Whereas Coase invites us to consider (and dismiss) a world without transaction costs, Hayek invites us to consider (and dismiss) a world in which all information is known to a single mind. In this world, Hayek points out, allocating resources in the most rational or efficient way is strictly a math problem, a more complicated version of some of the problems I make my Intermediate Micro students do. “This, however, is emphatically not the economic problem which society faces.” In the real world, information is dispersed, incomplete, and frequently contradictory. How can we use all this dispersed, incomplete, and contradictory information to make the best use of the resources we have?
When we engage in decision-making about resource allocation—whether collectively or individually—we are engaging in what Hayek calls “planning.” This raises two questions. First, how can those who possess some fragments of information communicate them in a useful way to the planner? Second, who should do the planning—one person or many people—and should it be centralized or decentralized?
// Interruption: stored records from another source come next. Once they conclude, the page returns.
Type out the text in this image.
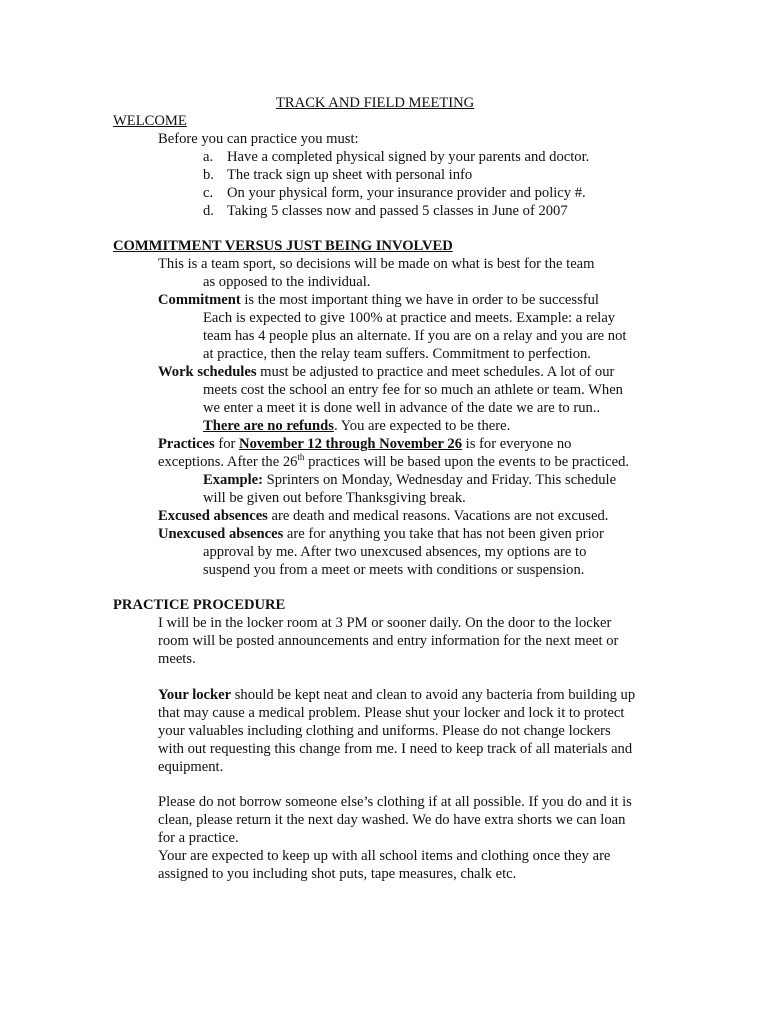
TRACK AND FIELD MEETING
WELCOME
Before you can practice you must:
a. Have a completed physical signed by your parents and doctor.
b. The track sign up sheet with personal info
c. On your physical form, your insurance provider and policy #.
d. Taking 5 classes now and passed 5 classes in June of 2007
COMMITMENT VERSUS JUST BEING INVOLVED
This is a team sport, so decisions will be made on what is best for the team
as opposed to the individual.
Commitment is the most important thing we have in order to be successful
Each is expected to give 100% at practice and meets. Example: a relay
team has 4 people plus an alternate. If you are on a relay and you are not
at practice, then the relay team suffers. Commitment to perfection.
Work schedules must be adjusted to practice and meet schedules. A lot of our
meets cost the school an entry fee for so much an athlete or team. When
we enter a meet it is done well in advance of the date we are to run..
There are no refunds. You are expected to be there.
Practices for November 12 through November 26 is for everyone no
exceptions. After the 26th practices will be based upon the events to be practiced.
Example: Sprinters on Monday, Wednesday and Friday. This schedule
will be given out before Thanksgiving break.
Excused absences are death and medical reasons. Vacations are not excused.
Unexcused absences are for anything you take that has not been given prior
approval by me. After two unexcused absences, my options are to
suspend you from a meet or meets with conditions or suspension.
PRACTICE PROCEDURE
I will be in the locker room at 3 PM or sooner daily. On the door to the locker
room will be posted announcements and entry information for the next meet or
meets.
Your locker should be kept neat and clean to avoid any bacteria from building up
that may cause a medical problem. Please shut your locker and lock it to protect
your valuables including clothing and uniforms. Please do not change lockers
with out requesting this change from me. I need to keep track of all materials and
equipment.
Please do not borrow someone else’s clothing if at all possible. If you do and it is
clean, please return it the next day washed. We do have extra shorts we can loan
for a practice.
Your are expected to keep up with all school items and clothing once they are
assigned to you including shot puts, tape measures, chalk etc.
Under what arrangement can we make the best use of all the knowledge that is dispersed in society?
Most of the knowledge that exists in society is not universal, like F=ma. Instead, it is local; in Hayek’s words, “the knowledge of the particular circumstances of time and place.” Everyone knows at least something that no one else knows. For instance, I need a new holder for my EZ Pass because my old one melted in the sun. How likely is it that anyone else would know that? For society to make the best use of its resources, it must develop a method to collect and exploit local knowledge, not just universal knowledge.
It is essential that this method be robust in the sense of being able to withstand constant change. The world is not static. Statistical aggregates hide the innumerable small changes that occur. For instance, if my demand for eggs rises and my neighbor’s demand for eggs decreases by the same amount, my neighborhood’s demand for eggs has not changed. Nevertheless, the optimal allocation of eggs has changed; this suggests that statistical aggregates are not an appropriate basis for allocating resources.
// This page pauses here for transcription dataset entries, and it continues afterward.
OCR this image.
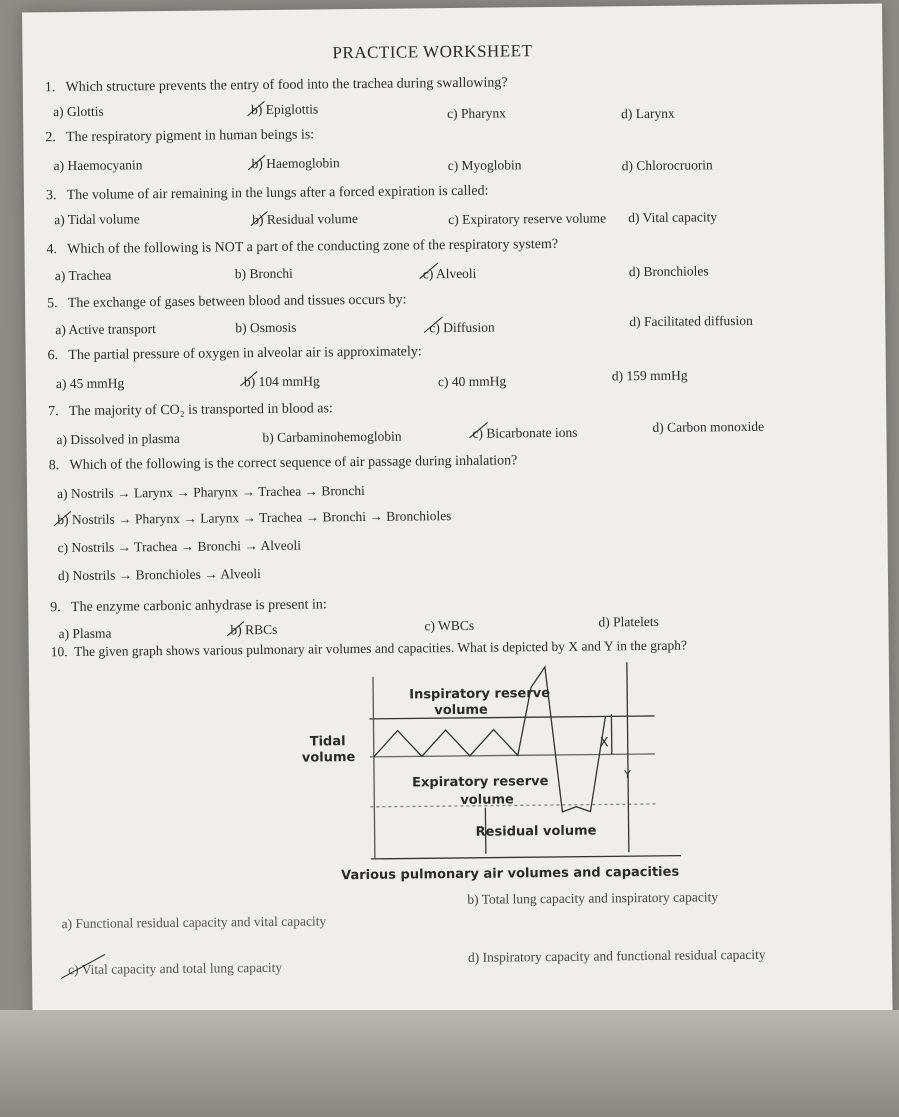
PRACTICE WORKSHEET
1. Which structure prevents the entry of food into the trachea during swallowing?
a) Glottis	b) Epiglottis	c) Pharynx	d) Larynx
2. The respiratory pigment in human beings is:
a) Haemocyanin	b) Haemoglobin	c) Myoglobin	d) Chlorocruorin
3. The volume of air remaining in the lungs after a forced expiration is called:
a) Tidal volume	b) Residual volume	c) Expiratory reserve volume d) Vital capacity
4. Which of the following is NOT a part of the conducting zone of the respiratory system?
a) Trachea	b) Bronchi	c) Alveoli	d) Bronchioles
5. The exchange of gases between blood and tissues occurs by:
a) Active transport	b) Osmosis	c) Diffusion	d) Facilitated diffusion
6. The partial pressure of oxygen in alveolar air is approximately:
a) 45 mmHg	b) 104 mmHg	c) 40 mmHg	d) 159 mmHg
7. The majority of CO₂ is transported in blood as:
a) Dissolved in plasma	b) Carbaminohemoglobin	c) Bicarbonate ions	d) Carbon monoxide
8. Which of the following is the correct sequence of air passage during inhalation?
a) Nostrils → Larynx → Pharynx → Trachea → Bronchi
b) Nostrils → Pharynx → Larynx → Trachea → Bronchi → Bronchioles
c) Nostrils → Trachea → Bronchi → Alveoli
d) Nostrils → Bronchioles → Alveoli
9. The enzyme carbonic anhydrase is present in:
a) Plasma	b) RBCs	c) WBCs	d) Platelets
10. The given graph shows various pulmonary air volumes and capacities. What is depicted by X and Y in the graph?
Inspiratory reserve
volume
Tidal
volume
Expiratory reserve
volume
Residual volume
X
Y
Various pulmonary air volumes and capacities
a) Functional residual capacity and vital capacity
b) Total lung capacity and inspiratory capacity
c) Vital capacity and total lung capacity
d) Inspiratory capacity and functional residual capacity
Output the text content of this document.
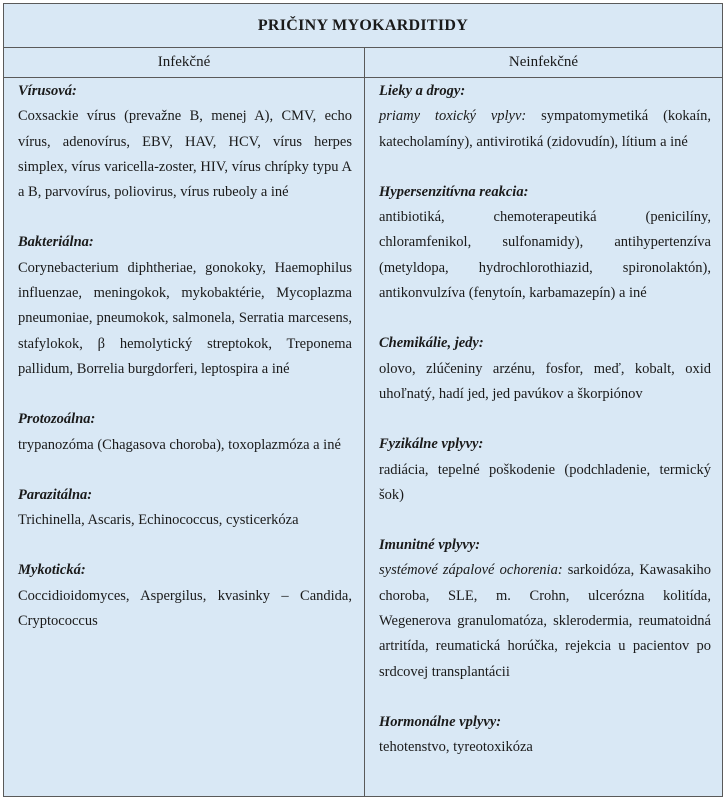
PRIČINY MYOKARDITIDY
Infekčné	Neinfekčné
Vírusová:
Coxsackie vírus (prevažne B, menej A), CMV, echo vírus, adenovírus, EBV, HAV, HCV, vírus herpes simplex, vírus varicella-zoster, HIV, vírus chrípky typu A a B, parvovírus, poliovirus, vírus rubeoly a iné
Bakteriálna:
Corynebacterium diphtheriae, gonokoky, Haemophilus influenzae, meningokok, mykobaktérie, Mycoplazma pneumoniae, pneumokok, salmonela, Serratia marcesens, stafylokok, β hemolytický streptokok, Treponema pallidum, Borrelia burgdorferi, leptospira a iné
Protozoálna:
trypanozóma (Chagasova choroba), toxoplazmóza a iné
Parazitálna:
Trichinella, Ascaris, Echinococcus, cysticerkóza
Mykotická:
Coccidioidomyces, Aspergilus, kvasinky – Candida, Cryptococcus
Lieky a drogy:
priamy toxický vplyv: sympatomymetiká (kokaín, katecholamíny), antivirotiká (zidovudín), lítium a iné
Hypersenzitívna reakcia:
antibiotiká, chemoterapeutiká (penicilíny, chloramfenikol, sulfonamidy), antihypertenzíva (metyldopa, hydrochlorothiazid, spironolaktón), antikonvulzíva (fenytoín, karbamazepín) a iné
Chemikálie, jedy:
olovo, zlúčeniny arzénu, fosfor, meď, kobalt, oxid uhoľnatý, hadí jed, jed pavúkov a škorpiónov
Fyzikálne vplyvy:
radiácia, tepelné poškodenie (podchladenie, termický šok)
Imunitné vplyvy:
systémové zápalové ochorenia: sarkoidóza, Kawasakiho choroba, SLE, m. Crohn, ulcerózna kolitída, Wegenerova granulomatóza, sklerodermia, reumatoidná artritída, reumatická horúčka, rejekcia u pacientov po srdcovej transplantácii
Hormonálne vplyvy:
tehotenstvo, tyreotoxikóza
“[T]he economic problem of society is mainly one of rapid adaptation to changes in the particular circumstances of time and place.” To solve the problem, we need some form of decentralization. Decentralized actors need to be able to 1) exploit their local knowledge while 2) making use of some sort of summary of the local knowledge possessed by others that is relevant to their decisions. This summary can strip out a lot of “why” questions. The actor does not need to know why some resource is more or less scarce than before, but he does need to know if it becomes more or less scarce.
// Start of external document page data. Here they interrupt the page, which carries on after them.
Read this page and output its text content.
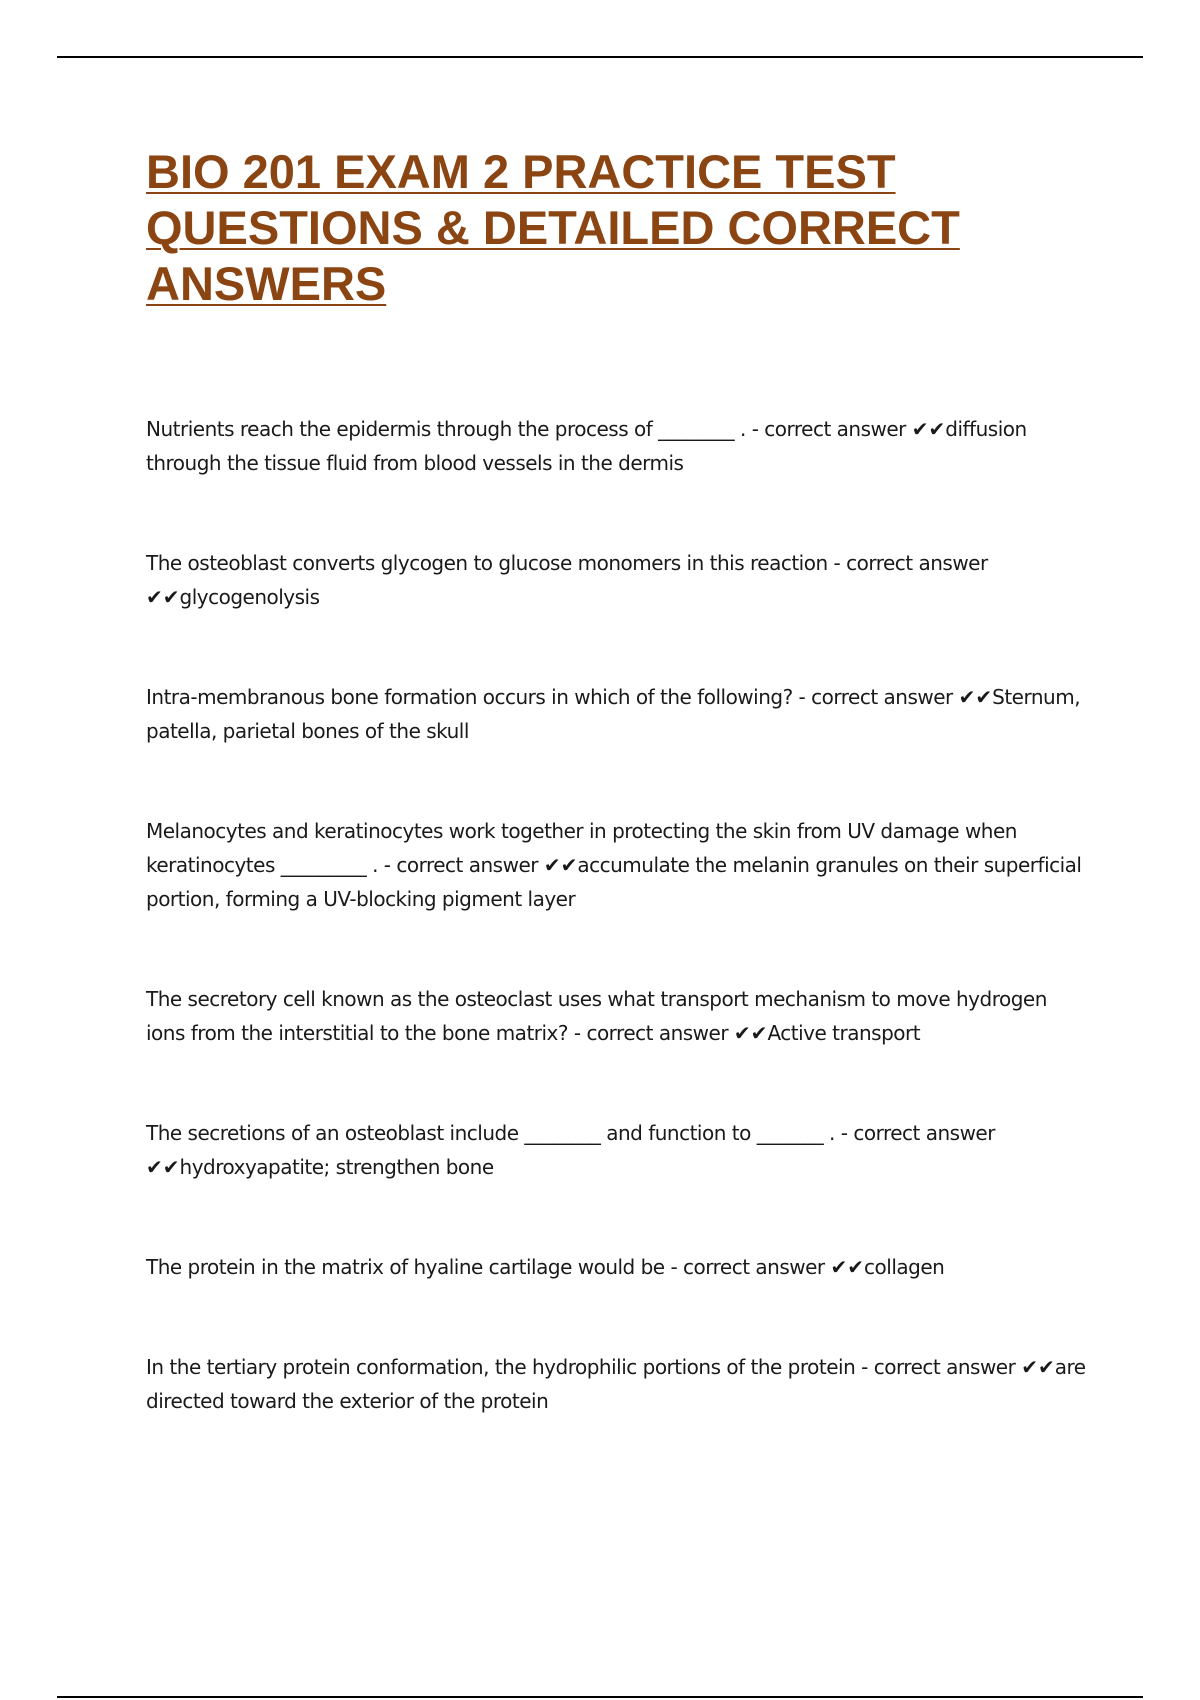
BIO 201 EXAM 2 PRACTICE TEST QUESTIONS & DETAILED CORRECT ANSWERS

Nutrients reach the epidermis through the process of ________ . - correct answer ✔✔diffusion through the tissue fluid from blood vessels in the dermis

The osteoblast converts glycogen to glucose monomers in this reaction - correct answer ✔✔glycogenolysis

Intra-membranous bone formation occurs in which of the following? - correct answer ✔✔Sternum, patella, parietal bones of the skull

Melanocytes and keratinocytes work together in protecting the skin from UV damage when keratinocytes _________ . - correct answer ✔✔accumulate the melanin granules on their superficial portion, forming a UV-blocking pigment layer

The secretory cell known as the osteoclast uses what transport mechanism to move hydrogen ions from the interstitial to the bone matrix? - correct answer ✔✔Active transport

The secretions of an osteoblast include ________ and function to _______ . - correct answer ✔✔hydroxyapatite; strengthen bone

The protein in the matrix of hyaline cartilage would be - correct answer ✔✔collagen

In the tertiary protein conformation, the hydrophilic portions of the protein - correct answer ✔✔are directed toward the exterior of the protein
The problem is solved by the price system. “[P]rices can act to coördinate the separate actions of different people in the same way as subjective values help the individual to coördinate the parts of his plan.” If there is some new and valuable use for tin, the price of tin will rise and people will economize on tin without even knowing why they are doing it. “The whole acts as one market, not because any of its members survey the whole field, but because their limited individual fields of vision sufficiently overlap so that through many intermediaries the relevant information is communicated to all.”
“We must look at the price system as such a mechanism for communicating information if we want to understand its real function…The most significant fact about this system is the economy of knowledge with which it operates, or how little the individual participants need to know in order to be able to take the right action.” This is not to say that the system operates with 100% efficiency. But it is nevertheless a marvel that changes occur and tens of thousands of people adapt by moving in the right direction, without any orders being issued. “I have deliberately used the word ‘marvel' to shock the reader out of the complacency with which we often take the working of this mechanism for granted. I am convinced that if it were the result of deliberate human design…this mechanism would have been acclaimed as one of the greatest triumphs of the human mind.”
Hayek was more aware than most intellectuals of the extent and significance of our ignorance, and of the importance of extending the range of human cooperation beyond that which could be imagined by a single mind. The idea of a spontaneous order, that some phenomenon could be the product of human action, but not of human design, has been around since at least Adam Ferguson of the Scottish Enlightenment. It is striking that so many people persist in attributing both omniscience and deliberate design to society. We will discuss something else that people erroneously attribute to society next time when we review Ken Arrow’s 1950 paper, A Difficulty in the Concept of Social Welfare.
Suggestions for discussion: I have quoted extensively from this paper because it is very quotable. What are the best quotations that I have left out? Approximately how many bytes of local knowledge are there? Is it conceivable that a very powerful computer could solve the economic problem society faces? Are there other difficulties beyond the sheer quantity of information? What is it about undesigned phenomena that makes people uneasy? What is the greatest deliberately-designed triumph of the human mind and how does it compare in importance to the discovery of the price system? Is there any value at all to the math problems I make my Intermediate Micro students do? Does Hayek’s way of thinking about prices yield any insight into what happens when relative prices are distorted by taxes and subsidies? I look forward to your comments!